Sammy

48″x48″, acrylic on canvas, Limited Edition Prints available

Early in the summer of 2017, I was crouched down on my kitchen floor, swamped with anxiety, looking upwards from the bottom left corner of my black gessoed four-foot by four-foot canvas, towards the 576 two-inch squares I had drawn in white colored pencil which were looming over me, waiting to be filled with abstract color.
The fact is… I had wanted to use a particular photo of my huge white cat Sammy, hiding behind a hollyhock leaf in our front yard in El Portal, for quite some time. I’d done grid paintings before; this canvas, however, was to be the largest yet. I fumbled with uncertainty at the first few squares, thinking of the several hundred to come. I couldn’t breathe. Then I said, “You know what? This is happening. I made this decision, and I am fully capable of doing whatever it takes to make this project a reality. The saying ‘A journey of a thousand miles begins with a single step’, is absolutely true – and I have already begun.”

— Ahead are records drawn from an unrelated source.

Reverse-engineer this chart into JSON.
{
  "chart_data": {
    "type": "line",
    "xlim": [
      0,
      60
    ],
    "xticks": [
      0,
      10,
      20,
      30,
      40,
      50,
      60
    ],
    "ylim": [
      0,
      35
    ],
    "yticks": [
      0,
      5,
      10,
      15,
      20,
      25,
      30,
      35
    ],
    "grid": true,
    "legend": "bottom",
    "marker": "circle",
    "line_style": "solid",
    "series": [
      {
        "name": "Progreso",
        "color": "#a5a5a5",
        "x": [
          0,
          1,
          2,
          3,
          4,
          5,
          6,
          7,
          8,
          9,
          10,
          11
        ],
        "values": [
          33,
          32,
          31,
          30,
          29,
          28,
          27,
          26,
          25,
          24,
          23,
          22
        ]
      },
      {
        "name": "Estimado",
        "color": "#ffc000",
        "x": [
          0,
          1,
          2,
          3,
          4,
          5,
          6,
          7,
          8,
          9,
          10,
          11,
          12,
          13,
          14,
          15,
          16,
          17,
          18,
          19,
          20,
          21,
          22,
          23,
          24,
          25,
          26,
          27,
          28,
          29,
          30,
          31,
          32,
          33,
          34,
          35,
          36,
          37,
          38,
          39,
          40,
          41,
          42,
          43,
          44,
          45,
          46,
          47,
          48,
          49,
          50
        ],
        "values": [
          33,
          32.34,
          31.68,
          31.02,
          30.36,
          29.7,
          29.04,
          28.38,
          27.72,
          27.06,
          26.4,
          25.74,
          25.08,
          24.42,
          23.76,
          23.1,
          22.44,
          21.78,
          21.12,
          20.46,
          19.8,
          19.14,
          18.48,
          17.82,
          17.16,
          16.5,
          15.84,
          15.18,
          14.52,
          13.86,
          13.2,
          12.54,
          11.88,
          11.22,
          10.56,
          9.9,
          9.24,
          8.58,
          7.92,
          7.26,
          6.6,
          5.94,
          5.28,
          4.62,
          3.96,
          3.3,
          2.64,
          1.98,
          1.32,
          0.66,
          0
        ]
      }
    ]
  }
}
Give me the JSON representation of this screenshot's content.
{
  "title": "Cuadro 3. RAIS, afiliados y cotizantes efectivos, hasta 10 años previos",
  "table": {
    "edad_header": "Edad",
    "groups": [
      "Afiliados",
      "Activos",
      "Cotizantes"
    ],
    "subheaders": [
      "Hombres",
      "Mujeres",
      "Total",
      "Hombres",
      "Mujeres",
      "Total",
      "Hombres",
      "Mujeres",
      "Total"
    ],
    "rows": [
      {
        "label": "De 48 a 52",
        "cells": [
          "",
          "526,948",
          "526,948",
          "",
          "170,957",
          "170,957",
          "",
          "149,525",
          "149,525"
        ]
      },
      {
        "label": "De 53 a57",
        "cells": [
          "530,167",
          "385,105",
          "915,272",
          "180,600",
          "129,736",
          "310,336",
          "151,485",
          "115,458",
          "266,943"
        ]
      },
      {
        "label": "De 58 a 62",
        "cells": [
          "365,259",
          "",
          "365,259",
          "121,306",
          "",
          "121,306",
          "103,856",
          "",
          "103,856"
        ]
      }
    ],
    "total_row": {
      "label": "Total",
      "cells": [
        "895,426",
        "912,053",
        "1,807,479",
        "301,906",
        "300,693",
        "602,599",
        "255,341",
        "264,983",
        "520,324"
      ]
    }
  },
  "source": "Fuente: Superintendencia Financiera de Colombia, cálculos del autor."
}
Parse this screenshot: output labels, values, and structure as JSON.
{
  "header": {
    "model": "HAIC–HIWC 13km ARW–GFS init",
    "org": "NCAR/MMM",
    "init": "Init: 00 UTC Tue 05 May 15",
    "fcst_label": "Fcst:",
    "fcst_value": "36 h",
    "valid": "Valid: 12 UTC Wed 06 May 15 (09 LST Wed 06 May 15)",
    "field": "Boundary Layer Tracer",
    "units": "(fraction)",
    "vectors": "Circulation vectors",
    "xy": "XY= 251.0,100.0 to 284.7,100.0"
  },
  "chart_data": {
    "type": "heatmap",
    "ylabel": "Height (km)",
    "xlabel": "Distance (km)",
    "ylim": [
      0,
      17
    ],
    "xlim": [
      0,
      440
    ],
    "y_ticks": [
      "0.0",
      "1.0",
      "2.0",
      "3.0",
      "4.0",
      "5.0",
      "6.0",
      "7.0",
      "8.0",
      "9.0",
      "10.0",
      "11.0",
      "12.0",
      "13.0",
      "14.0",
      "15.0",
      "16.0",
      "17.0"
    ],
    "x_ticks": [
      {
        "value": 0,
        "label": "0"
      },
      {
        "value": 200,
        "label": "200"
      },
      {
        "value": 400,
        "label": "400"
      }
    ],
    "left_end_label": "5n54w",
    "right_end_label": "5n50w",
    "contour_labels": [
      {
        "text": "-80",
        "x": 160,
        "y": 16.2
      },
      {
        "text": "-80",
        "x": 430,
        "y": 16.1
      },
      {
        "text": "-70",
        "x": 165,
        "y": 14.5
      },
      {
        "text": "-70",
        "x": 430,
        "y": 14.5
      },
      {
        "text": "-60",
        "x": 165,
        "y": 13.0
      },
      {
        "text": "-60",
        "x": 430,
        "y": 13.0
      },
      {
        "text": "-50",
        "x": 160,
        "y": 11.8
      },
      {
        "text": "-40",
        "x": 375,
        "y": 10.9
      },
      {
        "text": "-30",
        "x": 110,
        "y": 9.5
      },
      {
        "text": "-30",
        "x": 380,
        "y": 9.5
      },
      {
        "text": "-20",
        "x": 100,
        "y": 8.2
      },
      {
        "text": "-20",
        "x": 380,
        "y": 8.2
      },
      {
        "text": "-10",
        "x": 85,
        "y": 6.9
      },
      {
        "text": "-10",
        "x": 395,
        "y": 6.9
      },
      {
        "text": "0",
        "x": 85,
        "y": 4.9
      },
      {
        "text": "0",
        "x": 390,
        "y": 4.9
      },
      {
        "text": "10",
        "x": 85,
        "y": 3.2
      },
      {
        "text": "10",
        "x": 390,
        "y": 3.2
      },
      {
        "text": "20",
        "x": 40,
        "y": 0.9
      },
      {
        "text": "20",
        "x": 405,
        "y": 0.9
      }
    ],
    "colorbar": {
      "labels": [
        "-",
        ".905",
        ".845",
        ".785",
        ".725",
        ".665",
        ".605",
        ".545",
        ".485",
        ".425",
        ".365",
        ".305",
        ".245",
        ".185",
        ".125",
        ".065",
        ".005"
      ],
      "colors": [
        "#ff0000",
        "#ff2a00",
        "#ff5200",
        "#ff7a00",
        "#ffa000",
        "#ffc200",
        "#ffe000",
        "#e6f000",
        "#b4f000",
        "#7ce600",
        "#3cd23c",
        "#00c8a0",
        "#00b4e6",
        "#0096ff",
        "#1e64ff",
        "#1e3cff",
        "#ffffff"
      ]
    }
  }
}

Eventually, I pulled it together. The key is to start – it’s the doing that gets it done.
Over the next six months, I worked on four to five individually-designed abstract squares per day. Upon reaching the final top right corner, I turned around and continued painting, working my way back down, adding multiple layers of thick opaque color, as well as glazing. The second series of layers relied much more on iridescent and interference colors, as well as gold, silver, and pearlescent white.
When grid painting, I focus on small, basic, abstract designs; knowing that I am following a larger plan and that each unit of pattern contributes to the whole. It is a romance of symmetry and asymmetry. Building the future brick-by-brick, square-by-square, one step, one brush stroke, one rhythmic unit of pattern at a time – following the structured format fulfills the need to create a solid and cohesive finished product – with slow steady perseverance.
I am totally happy with how this canvas turned out. Sometimes I still get a little vertigo when I look at it.